Tom Cozzocrea knows he has big shoes to fill, but he’s ready for the challenge.

Earlier this month, the Mahopac Board of Education hired Cozzocrea as the new Mahopac Middle School principal. He will take the place of Vince DiGrandi—a beloved figure in the school community—who left this summer to take a principal’s position in the North Salem School District.

“Replacing someone like Vince is a challenge; I have heard great things about him,” Cozzocrea said. “But I think the school is in a really great place. The atmosphere and the staff are really positive. I am looking forward to that. There is already a lot of structure in place and the staff and students enjoy going there.” 

Sign Up for E-News

Cozzocrea, 44, said he hopes to take what DiGrandi created and build on it.

“I will be able to take advantage of it and continue to grow the many things he established and bring a little something extra myself,” he said. “I’ve really observed and have seen all the things they have in place.”

Cozzocrea is no stranger to Mahopac. He grew up in Carmel and is a Carmel High School graduate. He said he knows there is a rivalry between the two schools and thinks that’s a good thing.

“I know how great Mahopac is from growing up in Carmel and I want to implement some things I’ve learned in Carmel,” he said. “I loved the rivalry between them. That passion brings the community together. It brings people together with the pride they feel for their town. I look forward to being an Indian.”

Over the last 12-plus years, Cozzocrea worked for the New York City Department of Education. His first nine years were spent teaching fifth grade and he’s worked the last three years as an administrator. 

Cozzocrea received his bachelor’s degree in communications from SUNY Oswego. He earned a master’s degree in education and a master’s degree in school building leadership from Mercy College. 

He attended the New York City Leadership Academy program in preparation for taking a leadership position in an urban school. Most recently he was principal of a pre-K to eighth-grade school in the Bronx.

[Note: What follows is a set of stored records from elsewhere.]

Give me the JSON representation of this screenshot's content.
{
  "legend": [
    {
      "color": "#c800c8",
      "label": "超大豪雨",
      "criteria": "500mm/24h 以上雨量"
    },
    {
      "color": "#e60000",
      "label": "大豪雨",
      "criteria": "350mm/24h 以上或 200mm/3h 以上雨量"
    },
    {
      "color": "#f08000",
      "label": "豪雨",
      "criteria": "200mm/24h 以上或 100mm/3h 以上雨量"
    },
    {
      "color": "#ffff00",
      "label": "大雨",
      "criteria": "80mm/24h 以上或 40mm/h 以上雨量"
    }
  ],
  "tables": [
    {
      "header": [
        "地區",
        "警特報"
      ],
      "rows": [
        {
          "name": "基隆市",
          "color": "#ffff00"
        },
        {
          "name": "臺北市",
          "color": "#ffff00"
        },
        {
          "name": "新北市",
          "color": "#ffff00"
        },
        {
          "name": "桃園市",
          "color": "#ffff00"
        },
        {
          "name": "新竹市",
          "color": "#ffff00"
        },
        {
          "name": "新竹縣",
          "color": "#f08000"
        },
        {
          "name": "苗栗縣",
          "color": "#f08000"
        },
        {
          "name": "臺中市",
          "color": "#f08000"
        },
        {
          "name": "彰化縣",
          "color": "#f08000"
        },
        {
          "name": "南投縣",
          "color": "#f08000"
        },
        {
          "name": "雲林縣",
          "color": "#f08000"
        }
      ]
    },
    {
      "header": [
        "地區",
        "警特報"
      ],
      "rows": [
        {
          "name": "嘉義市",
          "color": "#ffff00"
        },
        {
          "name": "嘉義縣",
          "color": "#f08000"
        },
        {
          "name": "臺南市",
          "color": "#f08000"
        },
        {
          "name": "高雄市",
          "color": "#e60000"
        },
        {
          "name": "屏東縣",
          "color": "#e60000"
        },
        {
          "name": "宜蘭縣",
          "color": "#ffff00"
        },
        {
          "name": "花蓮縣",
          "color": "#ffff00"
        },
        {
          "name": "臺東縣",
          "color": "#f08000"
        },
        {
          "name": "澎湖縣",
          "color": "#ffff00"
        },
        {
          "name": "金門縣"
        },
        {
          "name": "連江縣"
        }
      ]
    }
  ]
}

Cozzocrea said he will set goals and priorities for the school once he gets to better know his faculty and the students and is able to pick their brains a bit.
“I want to get to know my teachers and staff and learn their strengths and what they are best at,” he said.

The new principal said that he knows the district has recently made great strides in improving its technology and he wants to take advantage of that and see it continue.

“I want to be part of the technology, which is getting stronger because it’s so important in today’s education,” he said. “The idea of collaboration is really important among teachers. They can spend so much time working in solitude, but technology makes it easier to for them to collaborate. And the more trust we have [between teachers], the better.”

To make sure technology is implemented in the most efficient manner, Cozzocrea said ongoing training is essential.

“As we implement the technology, we want to make sure the staff is trained and our students feel comfortable with it and we can implement it in the best way possible,” he said.

Cozzocrea also said he’s aware that Mahopac schools are known for their arts and music programs and is a staunch supporter of them.

“I think the arts are really valuable,” he said. “We need to expose [students] to as much as possible. They are so willing to learn when they have a passion and we need to get them to understand what that is. If we don’t do it, they could be losing out. There are opportunities in these fields that they can enjoy for their whole life.”

He added that he believes in getting students to think about college and the areas of study they may want to pursue starting in middle school.

Cozzocrea, who lives in Pawling with his wife and two children, will officially take the reins of the principal’s job on Aug. 28. He is ready to hit the ground running.

“I want to understand the community and the students,” he said. “I want to talk to the students and see what areas they would like to have changed and what makes them love going to Mahopac Middle School and what they would like to see in the school. I want to be able to help my staff and I am looking forward to learning from them as well.”

He said he envisions his administration as a collaborative effort, not a dictatorship.

“Every successful school that you walk into has a collaborative environment where everyone has a voice,” he said. “I will have an open-door policy; that’s 100 percent true.”